Skocz do zawartości
Polski Portal Literacki

Magia kniei


Rekomendowane odpowiedzi

Pośród swobody, piękna, czaru lasu,
mroczność tajemna świergotem barwiona,
straszy znienacka hydrą o stu szponach,
zniewala grozą nieznanych hałasów.

Drzew monumenty czujące ząb czasu,
w ciszy, spokoju, potrafiące skonać,
w słońca promieniach, tęczy szklanej krona,
pochylą grzbiety pośród ptasich wrzasków.

Życie umiera, powstaje sto nowych,
niedostrzeżonych przez człowiecze oczy,
pragnie w maleńkie istnienia się wtłoczyć.

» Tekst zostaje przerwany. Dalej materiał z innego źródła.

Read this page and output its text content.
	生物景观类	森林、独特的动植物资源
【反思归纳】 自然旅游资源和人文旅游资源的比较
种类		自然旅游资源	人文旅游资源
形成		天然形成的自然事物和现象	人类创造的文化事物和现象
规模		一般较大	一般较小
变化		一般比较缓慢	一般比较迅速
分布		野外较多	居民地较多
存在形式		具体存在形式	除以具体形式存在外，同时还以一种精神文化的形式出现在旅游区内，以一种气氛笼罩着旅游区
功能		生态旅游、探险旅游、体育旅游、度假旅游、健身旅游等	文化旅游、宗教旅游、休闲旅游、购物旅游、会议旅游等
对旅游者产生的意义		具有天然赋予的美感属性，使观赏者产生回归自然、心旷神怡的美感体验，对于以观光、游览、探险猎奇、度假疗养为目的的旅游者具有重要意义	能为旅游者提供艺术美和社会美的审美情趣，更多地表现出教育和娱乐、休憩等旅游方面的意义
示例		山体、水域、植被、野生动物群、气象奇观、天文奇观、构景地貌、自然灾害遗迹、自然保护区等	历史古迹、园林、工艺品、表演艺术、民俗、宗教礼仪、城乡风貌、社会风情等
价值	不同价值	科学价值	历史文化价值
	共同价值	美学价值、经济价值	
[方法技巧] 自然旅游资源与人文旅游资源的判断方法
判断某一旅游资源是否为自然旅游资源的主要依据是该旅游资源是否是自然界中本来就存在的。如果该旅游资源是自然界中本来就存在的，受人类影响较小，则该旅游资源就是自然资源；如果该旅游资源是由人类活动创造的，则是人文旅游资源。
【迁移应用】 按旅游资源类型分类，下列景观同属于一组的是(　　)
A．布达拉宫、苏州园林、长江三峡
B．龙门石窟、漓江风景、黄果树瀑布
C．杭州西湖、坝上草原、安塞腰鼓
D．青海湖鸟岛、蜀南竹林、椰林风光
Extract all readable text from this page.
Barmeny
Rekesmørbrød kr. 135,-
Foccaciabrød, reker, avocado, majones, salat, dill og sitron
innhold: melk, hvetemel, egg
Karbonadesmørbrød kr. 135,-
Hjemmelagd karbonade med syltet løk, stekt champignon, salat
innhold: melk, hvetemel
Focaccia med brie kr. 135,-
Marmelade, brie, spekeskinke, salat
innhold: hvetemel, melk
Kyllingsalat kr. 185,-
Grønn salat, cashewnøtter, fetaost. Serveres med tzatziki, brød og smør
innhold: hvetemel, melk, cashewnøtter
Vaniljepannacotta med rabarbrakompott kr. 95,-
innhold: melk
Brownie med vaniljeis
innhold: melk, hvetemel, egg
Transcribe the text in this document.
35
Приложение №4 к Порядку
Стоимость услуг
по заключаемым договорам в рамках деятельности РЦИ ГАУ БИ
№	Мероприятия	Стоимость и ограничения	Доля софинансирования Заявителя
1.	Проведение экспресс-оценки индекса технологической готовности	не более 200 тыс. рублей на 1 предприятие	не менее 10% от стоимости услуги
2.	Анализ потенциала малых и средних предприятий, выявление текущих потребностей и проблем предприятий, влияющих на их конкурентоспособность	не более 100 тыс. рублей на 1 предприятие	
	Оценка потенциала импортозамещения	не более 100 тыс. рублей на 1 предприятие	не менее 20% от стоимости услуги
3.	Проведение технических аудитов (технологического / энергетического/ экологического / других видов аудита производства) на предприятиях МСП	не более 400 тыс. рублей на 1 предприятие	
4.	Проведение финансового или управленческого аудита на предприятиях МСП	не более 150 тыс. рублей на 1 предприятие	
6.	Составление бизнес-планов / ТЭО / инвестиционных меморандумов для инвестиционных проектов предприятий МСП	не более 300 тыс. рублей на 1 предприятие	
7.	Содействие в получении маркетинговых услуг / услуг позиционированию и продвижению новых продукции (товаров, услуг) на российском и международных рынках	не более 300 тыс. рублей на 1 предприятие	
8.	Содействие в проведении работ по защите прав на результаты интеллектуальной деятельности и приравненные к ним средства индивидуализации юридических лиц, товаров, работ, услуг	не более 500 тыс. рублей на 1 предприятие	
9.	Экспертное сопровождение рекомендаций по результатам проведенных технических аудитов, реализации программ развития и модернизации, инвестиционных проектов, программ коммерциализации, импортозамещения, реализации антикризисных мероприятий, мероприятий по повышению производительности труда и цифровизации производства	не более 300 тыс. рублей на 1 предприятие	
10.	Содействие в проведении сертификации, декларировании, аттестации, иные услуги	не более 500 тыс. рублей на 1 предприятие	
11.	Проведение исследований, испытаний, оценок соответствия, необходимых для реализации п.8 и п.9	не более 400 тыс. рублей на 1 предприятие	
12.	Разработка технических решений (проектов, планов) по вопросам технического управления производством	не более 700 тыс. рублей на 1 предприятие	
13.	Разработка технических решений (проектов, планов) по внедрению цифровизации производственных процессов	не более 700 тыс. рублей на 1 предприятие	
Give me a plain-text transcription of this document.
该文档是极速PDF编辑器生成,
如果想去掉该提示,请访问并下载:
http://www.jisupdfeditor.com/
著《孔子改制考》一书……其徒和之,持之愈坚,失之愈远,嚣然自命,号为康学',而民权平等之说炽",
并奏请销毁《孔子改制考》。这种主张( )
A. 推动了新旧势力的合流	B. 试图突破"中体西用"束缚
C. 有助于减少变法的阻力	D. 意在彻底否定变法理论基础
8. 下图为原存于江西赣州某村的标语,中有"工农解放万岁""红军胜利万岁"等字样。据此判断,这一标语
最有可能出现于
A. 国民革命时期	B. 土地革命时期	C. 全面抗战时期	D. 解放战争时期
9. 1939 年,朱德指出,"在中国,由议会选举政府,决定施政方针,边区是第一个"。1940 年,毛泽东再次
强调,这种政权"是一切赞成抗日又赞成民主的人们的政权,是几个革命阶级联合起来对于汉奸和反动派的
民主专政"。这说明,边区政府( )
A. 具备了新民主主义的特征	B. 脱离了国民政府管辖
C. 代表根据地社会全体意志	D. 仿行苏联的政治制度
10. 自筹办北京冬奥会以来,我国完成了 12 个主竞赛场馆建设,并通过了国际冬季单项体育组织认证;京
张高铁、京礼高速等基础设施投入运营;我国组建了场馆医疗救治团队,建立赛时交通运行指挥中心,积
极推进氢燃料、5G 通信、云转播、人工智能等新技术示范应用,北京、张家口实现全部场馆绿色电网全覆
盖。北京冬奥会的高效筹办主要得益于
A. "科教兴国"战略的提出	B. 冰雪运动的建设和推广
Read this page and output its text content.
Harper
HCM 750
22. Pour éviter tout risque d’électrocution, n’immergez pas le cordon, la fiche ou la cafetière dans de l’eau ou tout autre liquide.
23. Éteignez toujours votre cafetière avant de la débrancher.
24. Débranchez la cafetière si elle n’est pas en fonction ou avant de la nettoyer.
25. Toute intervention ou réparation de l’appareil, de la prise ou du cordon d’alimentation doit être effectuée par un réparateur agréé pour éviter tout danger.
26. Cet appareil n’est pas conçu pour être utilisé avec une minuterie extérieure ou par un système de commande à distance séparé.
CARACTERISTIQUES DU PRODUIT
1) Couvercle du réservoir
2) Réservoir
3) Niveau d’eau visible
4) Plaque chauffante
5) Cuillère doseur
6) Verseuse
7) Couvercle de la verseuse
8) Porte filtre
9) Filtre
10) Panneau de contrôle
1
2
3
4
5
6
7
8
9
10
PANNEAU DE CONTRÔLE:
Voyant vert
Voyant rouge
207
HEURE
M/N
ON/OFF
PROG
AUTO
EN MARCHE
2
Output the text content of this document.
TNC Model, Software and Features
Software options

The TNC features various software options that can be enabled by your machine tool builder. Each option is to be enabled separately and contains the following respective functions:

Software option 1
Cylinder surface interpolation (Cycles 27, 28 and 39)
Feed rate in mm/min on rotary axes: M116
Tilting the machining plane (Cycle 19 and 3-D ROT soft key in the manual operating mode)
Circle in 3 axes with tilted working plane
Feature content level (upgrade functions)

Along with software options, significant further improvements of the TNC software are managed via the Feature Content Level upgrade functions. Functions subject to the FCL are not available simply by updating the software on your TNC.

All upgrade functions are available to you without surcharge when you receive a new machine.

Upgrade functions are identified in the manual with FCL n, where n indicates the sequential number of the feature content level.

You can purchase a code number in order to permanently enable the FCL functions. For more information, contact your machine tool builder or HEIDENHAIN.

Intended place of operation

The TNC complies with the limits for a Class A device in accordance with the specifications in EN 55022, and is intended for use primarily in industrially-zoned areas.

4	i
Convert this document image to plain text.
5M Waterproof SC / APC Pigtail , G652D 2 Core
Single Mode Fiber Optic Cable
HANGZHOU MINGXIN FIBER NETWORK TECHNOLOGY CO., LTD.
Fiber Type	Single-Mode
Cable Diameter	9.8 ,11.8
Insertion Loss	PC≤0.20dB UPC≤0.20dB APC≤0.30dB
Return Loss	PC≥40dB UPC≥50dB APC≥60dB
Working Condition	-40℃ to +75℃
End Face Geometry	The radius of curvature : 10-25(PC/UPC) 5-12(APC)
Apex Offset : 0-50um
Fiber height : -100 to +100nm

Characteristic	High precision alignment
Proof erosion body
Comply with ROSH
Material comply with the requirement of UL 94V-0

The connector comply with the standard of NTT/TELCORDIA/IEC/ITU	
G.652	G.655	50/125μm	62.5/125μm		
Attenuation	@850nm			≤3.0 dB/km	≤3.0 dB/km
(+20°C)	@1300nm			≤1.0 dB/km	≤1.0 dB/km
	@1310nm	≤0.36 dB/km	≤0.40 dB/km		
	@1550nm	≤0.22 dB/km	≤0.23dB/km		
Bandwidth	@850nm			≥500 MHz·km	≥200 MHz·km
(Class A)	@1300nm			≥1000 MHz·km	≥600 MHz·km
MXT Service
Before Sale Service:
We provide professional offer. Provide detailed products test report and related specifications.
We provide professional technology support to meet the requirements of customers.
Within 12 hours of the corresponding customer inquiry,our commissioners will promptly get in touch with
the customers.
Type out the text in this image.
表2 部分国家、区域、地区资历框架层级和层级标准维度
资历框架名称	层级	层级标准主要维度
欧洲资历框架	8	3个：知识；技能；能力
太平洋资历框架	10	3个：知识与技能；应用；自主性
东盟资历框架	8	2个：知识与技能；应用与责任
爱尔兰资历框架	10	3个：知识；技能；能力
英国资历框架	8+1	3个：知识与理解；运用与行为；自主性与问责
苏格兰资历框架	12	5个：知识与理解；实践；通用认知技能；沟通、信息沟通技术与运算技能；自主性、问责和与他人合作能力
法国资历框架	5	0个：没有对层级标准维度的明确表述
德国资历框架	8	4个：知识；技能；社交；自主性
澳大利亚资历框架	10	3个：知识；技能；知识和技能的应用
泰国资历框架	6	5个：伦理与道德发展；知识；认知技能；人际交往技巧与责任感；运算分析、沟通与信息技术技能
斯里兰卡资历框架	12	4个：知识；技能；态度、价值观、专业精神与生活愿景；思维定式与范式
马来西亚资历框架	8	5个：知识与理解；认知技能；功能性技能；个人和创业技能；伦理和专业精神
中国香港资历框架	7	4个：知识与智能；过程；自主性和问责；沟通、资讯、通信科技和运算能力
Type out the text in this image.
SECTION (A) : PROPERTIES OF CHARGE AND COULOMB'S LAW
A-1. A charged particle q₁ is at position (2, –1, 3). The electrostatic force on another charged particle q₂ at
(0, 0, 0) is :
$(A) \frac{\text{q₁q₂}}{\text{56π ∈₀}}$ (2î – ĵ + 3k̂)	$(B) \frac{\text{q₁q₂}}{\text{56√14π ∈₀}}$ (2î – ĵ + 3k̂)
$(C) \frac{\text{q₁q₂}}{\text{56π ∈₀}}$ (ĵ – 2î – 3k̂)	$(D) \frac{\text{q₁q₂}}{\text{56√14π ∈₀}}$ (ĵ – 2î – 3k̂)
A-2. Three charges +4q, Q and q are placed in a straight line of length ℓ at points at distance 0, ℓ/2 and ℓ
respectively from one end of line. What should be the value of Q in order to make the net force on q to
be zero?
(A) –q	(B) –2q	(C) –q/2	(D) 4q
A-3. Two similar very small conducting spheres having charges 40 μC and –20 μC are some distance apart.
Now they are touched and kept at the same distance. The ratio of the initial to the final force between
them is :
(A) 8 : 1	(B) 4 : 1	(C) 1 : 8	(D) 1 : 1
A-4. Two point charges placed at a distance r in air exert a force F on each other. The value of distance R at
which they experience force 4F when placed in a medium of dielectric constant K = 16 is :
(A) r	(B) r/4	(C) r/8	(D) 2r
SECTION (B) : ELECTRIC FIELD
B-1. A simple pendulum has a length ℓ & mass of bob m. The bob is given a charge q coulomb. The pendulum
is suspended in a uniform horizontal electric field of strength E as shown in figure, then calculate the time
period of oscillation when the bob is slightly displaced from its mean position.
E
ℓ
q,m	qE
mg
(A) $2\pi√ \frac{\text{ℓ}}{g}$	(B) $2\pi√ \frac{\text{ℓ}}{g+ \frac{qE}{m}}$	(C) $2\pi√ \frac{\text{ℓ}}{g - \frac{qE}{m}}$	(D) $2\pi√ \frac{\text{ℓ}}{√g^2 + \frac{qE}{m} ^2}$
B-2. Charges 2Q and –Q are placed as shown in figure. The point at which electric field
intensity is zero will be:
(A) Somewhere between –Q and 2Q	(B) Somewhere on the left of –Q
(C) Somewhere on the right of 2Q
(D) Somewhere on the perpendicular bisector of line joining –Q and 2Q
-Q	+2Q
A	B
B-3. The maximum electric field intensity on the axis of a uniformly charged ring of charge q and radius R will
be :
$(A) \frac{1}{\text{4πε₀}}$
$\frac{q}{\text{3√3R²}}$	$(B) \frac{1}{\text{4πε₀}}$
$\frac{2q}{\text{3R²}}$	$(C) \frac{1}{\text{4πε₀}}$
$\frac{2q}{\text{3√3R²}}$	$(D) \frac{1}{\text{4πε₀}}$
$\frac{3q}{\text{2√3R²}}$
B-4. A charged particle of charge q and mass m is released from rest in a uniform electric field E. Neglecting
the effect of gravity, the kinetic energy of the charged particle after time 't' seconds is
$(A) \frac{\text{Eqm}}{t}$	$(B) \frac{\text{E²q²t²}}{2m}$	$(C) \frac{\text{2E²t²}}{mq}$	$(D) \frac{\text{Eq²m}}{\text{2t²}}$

Stukot dzięcioła i hukanie sowy,
czasu wskazówki w głuszy przesuwają,
w leśnych ostępach, w magii kniei trwając.

Odnośnik do komentarza
Udostępnij na innych stronach

brzmi jak wstęp do alicji w krainie czarów, albo królewny śnieżki. zęby czasu, plus wrzaski ptaków to diopiero ciekawa poezja (nie wiedziałam że ptaki wrzeszczą :]). przede wszystkim to nie jest wiersz. podstawą w liryce są metafory, przenośnie, ukryte znacznia, przesłania myśli i emocji. a to jest opis lasku nadający sie do jakiejś baśni, choć też nie, jednak oszczędziłabym maluchom tych otrzaskanych metaforek. bardzo na siłe szukane rymy, tytuł- wole nie mówić, słowem kompletna klapa.

Odnośnik do komentarza
Udostępnij na innych stronach

zawsze czytając stukam długopisem o blat stołu i jeśli nie umiem za cholerę wystukać rytmu jest ok, jeśli stuka mi się dobrze siedzę cicho, ale u ciebie najpierw się jako tako stukało, a potem już długopis wypadł z ręki....nie wspomnę już o tym, że ci nie wyszło. to jest opis, nie wiersz-pozdrawiam

Odnośnik do komentarza
Udostępnij na innych stronach

Jako że jestem fanką sonetów, nie skrytykuję do końca tej Magii kniei... Ale swoje sugestie mam.
A więc przede wszystkim klasyczny sonet charakteryzuje się dwudzielną kompozycją. Dwie pierwsze strofy mogą wyglądać jak poetycki opis, ale dwie nastepne powinny mieć wydźwięk refleksyjny. Najczęściej przyroda z dwóch początkowych zwrotek wyzwala w podmiocie lirycznym jakieś uczucia, refleksje, przemyślenia, czy przywołuje wspomnienia. W Pana wierszu nie istnieje podmiot liryczny, który powinien przynajmniej pojawić się w dwoch końcowych strofach.
Proponuje pomyśleć jeszcze raz nad tą magią kniei, z tego co tu jest, stworzyć dwie strofy liryki opisu, wykreować podmiot liryczny zaangażowany emocjonalnie w obraz przyrody i zapisać to w dwóch ostatnich zwrotkach.
No i najlepiej zmienic tytuł... ale on już bedzie zależał od tego nurtu filozoficzno-refleksyjnego.
Pozdrawiam.

Odnośnik do komentarza
Udostępnij na innych stronach

Zaloguj się, aby zobaczyć zawartość.




Przede wszystkim dziekuję za opinię, ale pozwolę sobie popolemizować z nią.
Przeczytałem taki opis:
Linia tematyczna sonetu rozwija się najczęściej od ujęć narracyjnych lub opisowych w strofach 4-wersowych do bezpośrednio lirycznych lub refleksyjno-filozoficznych w trójwierszach, przy czym drugi z nich stanowi zwykle kulminację przebiegu znaczeniowego, przynosząc uogólniające sformułowanie nadrzędnego sensu utworu.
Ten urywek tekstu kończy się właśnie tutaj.